Qualcuno ha definito il PCC, il partito comunista cinese, la più grande società segreta del mondo. Non male come definizione, per un partito con 83 milioni di iscritti (neppure una quantità impressionante su un  miliardo e 350 mila cinesi)  che assomiglia in effetti più a una gigantesca lobby che a una forza politica. Eppure, piaccia o non piaccia, il PCC è l’ultimo vero, autentico partito comunista rimasto al mondo dopo l’evaporazione dell’Unione Sovietica e la scomparsa di Fidel Castro dalla scena politica. Che poi la Cina non si possa definire un paese puramente socialista con i suoi plurimiliardari, è un’altra faccenda.

Capitalismo di stato, mercato libero socialista, le definizioni anche contradditorie si sono sprecate per la Terra di Mezzo – Cina significa questo in cinese – che certamente non  rientra in nessuno standard  e vive una sorta di sdoppiamento apparente, tra un apparatcik classicamente comunista e una società civile che insegue i più sfrenati sogni occidentali. I miliardari in Cina stanno crescendo a ritmo esponenziale, e i loro metodi assomigliano a quelli usati dal capitalismo non temperato degli anni dei boom economici nostrani. Gli operai dormono nelle fabbriche mentre i capitani d’industria con la stella rossa -quasi sempre membri del partito – viaggiano in Ferrari, hanno megaville in collina, giocano a golf, acquistano yacht di lusso ed aerei executive in numero sempre maggiore. 

Eppure lo scenario del 18° congresso del PCC in corso a Pechino nel tetro palazzo dell’Assemblea del Popolo, è sempre lo stesso.
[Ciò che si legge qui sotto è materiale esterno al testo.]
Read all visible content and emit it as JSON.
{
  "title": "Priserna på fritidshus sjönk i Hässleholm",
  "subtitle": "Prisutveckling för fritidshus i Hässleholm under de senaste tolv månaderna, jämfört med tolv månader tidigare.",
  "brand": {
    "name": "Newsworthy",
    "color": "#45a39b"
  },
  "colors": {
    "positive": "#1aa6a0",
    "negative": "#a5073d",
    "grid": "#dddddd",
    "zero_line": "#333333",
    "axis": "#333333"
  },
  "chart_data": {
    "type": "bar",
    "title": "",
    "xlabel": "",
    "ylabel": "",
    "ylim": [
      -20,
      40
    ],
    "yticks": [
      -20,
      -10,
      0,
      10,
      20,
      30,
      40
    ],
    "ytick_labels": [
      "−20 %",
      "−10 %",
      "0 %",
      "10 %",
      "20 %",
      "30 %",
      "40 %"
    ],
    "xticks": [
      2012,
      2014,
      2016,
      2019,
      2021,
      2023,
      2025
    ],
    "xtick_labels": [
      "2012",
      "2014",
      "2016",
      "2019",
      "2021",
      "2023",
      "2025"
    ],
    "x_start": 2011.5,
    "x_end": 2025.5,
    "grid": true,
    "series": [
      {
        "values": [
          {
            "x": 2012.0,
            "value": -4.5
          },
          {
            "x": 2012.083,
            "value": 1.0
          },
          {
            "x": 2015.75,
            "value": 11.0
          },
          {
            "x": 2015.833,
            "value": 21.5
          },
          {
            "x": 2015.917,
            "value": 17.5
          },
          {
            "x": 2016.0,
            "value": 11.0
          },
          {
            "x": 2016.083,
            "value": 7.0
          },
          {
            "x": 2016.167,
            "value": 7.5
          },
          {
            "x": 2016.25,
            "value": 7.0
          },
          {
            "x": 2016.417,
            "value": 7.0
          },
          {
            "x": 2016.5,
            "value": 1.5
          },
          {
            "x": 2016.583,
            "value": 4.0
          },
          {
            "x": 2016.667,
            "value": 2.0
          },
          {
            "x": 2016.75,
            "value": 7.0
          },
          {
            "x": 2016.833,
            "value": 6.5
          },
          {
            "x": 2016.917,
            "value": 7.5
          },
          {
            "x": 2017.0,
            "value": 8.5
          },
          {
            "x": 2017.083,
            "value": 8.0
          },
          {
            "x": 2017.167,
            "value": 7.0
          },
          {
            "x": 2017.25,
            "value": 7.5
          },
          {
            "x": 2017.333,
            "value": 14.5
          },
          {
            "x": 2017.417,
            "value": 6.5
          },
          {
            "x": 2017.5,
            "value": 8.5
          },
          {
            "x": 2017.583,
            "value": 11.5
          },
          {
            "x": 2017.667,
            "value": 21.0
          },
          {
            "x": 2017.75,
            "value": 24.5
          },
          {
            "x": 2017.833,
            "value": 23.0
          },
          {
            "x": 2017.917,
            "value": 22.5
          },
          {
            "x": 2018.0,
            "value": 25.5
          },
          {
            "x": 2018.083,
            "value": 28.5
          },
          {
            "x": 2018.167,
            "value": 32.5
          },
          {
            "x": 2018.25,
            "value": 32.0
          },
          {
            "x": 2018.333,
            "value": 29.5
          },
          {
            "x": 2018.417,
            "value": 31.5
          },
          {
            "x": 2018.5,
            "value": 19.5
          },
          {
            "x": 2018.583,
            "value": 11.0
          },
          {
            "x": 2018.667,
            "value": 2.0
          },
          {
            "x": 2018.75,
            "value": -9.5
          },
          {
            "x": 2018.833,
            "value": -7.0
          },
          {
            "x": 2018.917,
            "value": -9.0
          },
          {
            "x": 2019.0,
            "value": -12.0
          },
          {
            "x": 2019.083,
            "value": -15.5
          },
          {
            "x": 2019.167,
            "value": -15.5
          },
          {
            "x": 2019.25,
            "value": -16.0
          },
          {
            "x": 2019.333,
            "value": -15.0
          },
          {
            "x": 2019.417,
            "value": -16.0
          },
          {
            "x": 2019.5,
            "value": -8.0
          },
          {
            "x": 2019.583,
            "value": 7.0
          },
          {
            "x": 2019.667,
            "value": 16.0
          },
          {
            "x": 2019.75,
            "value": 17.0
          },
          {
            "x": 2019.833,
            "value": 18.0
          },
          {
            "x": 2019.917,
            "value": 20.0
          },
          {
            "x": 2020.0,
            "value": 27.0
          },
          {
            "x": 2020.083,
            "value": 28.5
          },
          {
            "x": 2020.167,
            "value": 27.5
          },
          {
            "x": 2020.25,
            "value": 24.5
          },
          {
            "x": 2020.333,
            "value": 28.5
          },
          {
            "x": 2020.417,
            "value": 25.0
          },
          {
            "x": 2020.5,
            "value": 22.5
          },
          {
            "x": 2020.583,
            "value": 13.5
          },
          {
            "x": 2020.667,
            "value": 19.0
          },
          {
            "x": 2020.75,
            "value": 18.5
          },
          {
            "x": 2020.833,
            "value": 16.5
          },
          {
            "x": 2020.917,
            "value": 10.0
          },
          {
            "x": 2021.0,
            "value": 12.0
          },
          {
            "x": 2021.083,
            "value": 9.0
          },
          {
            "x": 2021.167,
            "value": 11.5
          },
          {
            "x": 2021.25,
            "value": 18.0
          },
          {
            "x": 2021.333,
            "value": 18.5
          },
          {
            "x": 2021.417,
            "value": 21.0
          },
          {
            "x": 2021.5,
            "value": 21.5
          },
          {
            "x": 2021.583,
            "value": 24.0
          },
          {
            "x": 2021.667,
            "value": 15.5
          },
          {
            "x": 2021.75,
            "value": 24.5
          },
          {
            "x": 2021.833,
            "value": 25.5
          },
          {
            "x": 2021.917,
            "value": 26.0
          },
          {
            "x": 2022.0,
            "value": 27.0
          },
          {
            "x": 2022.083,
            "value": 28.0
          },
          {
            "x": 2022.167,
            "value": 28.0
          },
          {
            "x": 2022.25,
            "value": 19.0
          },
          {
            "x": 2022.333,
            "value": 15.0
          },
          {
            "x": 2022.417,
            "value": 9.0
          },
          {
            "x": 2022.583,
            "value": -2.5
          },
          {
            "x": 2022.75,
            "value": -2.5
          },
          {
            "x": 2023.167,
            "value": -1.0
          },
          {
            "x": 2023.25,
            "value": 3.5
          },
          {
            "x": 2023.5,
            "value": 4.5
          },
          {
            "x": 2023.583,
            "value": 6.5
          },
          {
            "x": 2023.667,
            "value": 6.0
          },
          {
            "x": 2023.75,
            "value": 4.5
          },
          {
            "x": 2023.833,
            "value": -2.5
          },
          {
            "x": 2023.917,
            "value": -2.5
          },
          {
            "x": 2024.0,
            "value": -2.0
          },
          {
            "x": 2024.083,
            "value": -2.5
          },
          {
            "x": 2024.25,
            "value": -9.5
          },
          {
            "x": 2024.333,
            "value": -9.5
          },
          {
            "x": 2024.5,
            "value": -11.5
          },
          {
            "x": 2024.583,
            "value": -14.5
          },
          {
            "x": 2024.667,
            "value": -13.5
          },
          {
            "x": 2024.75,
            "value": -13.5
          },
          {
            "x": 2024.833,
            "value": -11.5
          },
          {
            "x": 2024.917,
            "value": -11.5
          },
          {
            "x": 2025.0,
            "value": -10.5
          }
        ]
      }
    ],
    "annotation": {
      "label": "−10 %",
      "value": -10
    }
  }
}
Le inquadrature televisive studiate e dosate, i volti impassibili dei dirigenti, gli anziani sostenuti  dai più giovani, ansiosi di far loro le scarpe ma rigidi nei loro completi scuri che indossati da loro ricordano tanto le casacche verdi di Mao. E quasi 3000 delegati che eleggeranno il Comitato centrale, che a sua volta eleggerà un Politburo di 22-25 membri, che a sua volta sceglierà i 7-9 membri del Comitato permanente tra cui il segretario generale-presidente.
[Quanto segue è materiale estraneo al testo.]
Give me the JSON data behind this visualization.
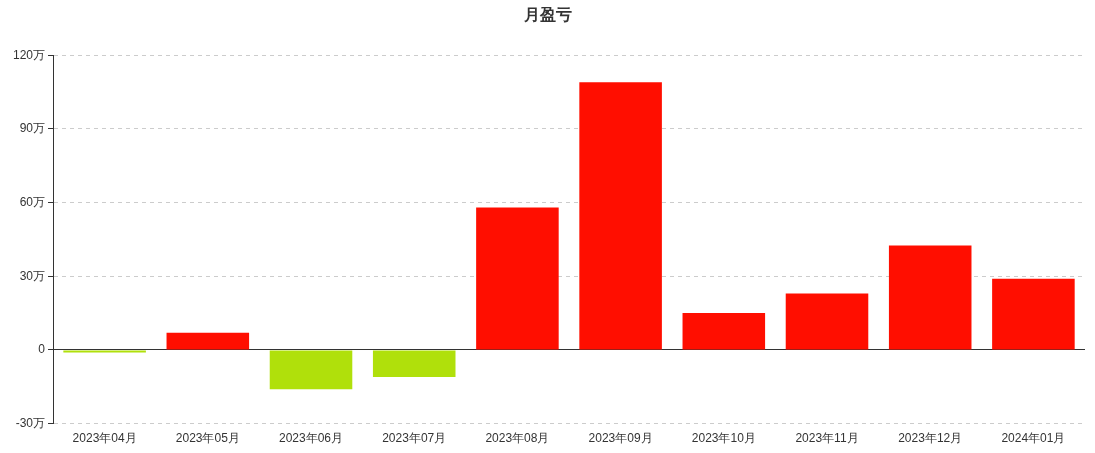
{
  "chart_data": {
    "type": "bar",
    "title": "月盈亏",
    "categories": [
      "2023年04月",
      "2023年05月",
      "2023年06月",
      "2023年07月",
      "2023年08月",
      "2023年09月",
      "2023年10月",
      "2023年11月",
      "2023年12月",
      "2024年01月"
    ],
    "values": [
      -1,
      7,
      -16,
      -11,
      58,
      109,
      15,
      23,
      42.5,
      29
    ],
    "colors": [
      "#b0e00b",
      "#ff0e00",
      "#b0e00b",
      "#b0e00b",
      "#ff0e00",
      "#ff0e00",
      "#ff0e00",
      "#ff0e00",
      "#ff0e00",
      "#ff0e00"
    ],
    "ylim": [
      -30,
      120
    ],
    "yticks": [
      {
        "value": -30,
        "label": "-30万"
      },
      {
        "value": 0,
        "label": "0"
      },
      {
        "value": 30,
        "label": "30万"
      },
      {
        "value": 60,
        "label": "60万"
      },
      {
        "value": 90,
        "label": "90万"
      },
      {
        "value": 120,
        "label": "120万"
      }
    ],
    "grid": "y"
  }
}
Ma stavolta dietro ai drappi e alle divise dell’Esercito del Popolo  si combatte la battaglia del secolo.  Da una parte la cosidetta “cricca di Shanghai”, i neomaoisti raccolti intorno all’ex presidente Jiang Zemin (segretario dal 1989 al 2002) , l’uomo che ha praticamente istituzionalizzato la corruzione, e i Tuanpai, i “liberal” cinesi (per carità, la definizione va presa con le molle) i cui esponenti di spicco sono il presidente e il premier uscenti,  Hu Jintao e Wen Jabao. A spuntarla, secondo un programma che sarebbe già stato stabilito nei dettagli, dovrebbero essere due figure considerate a metà del guado fra i due gruppi: Xi Jinping, attuale vicepresidente, membro del Politburo,  definito come un “team leader” capace di giocare partite delicate servendosi di giocatori con caratteristiche molto diverse,  dovrebbe succedere a Hu; Li Keqiang,  membro del Comitato centrale, dovrebbe sedersi sulla poltrona di Wen Jiabao. Fanno tutti e due parte della cosiddetta quinta generazione di leader e per i prossimi dieci anni decideranno loro la politica e l’economia della Cina.
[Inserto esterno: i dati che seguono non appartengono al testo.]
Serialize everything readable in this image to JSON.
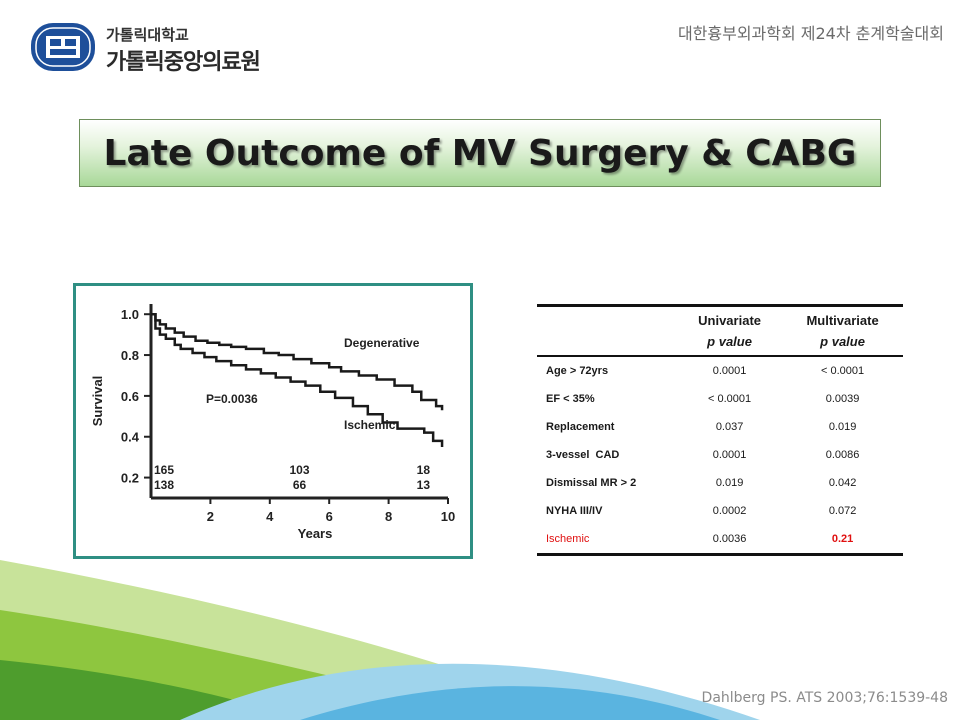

Xi, il nuovo “principino rosso”, famoso anche per esser sposato con la più popolare cantante cinese, è accusato dai suoi detrattori di aver fatto una carriera tutta in discesa in quanto figlio di Xi ZhongXun , eroe della Lunga Marcia e padre fondatore del Partito comunista cinese. Ma se ne infischia. Toccherà a lui portare il Paese fuori dalla secche della crisi (sì perchè il Pil di oltre il 9% del 2011,  che sarebbe pura manna  in Europa, è stato un duro colpo per una Cina abituata a una crescita a due zeri). Toccherà a lui trovare un modo per stroncare una corruzione  che sta diventando un virus distruttivo sempre meno tollerato da un popolo sempre meno disposto a essere suddito. Toccherà a lui trovare un rapporto con gli Usa, con l’Europa e con i vicini d’Oriente e Medio Oriente. Se i vecchi leader riusciranno a tenersi qualcosa  si vedrà. Hu sta facendo di tutto per restare a capo del Comitato centrale militare, uno dei principali centri di potere in Cina, ma qualcuno ha ispirato al New York Times un pezzo che mette in piazza tutte le fortune economiche che ha accumulato in dieci anni di potere.  Sono tutti ricchissimi i dirigenti cinesi, ma su chi sparare si sceglie di volta in volta. Ora tocca a Hu. Fra dieci anni, probabilmente, toccherà a Xi.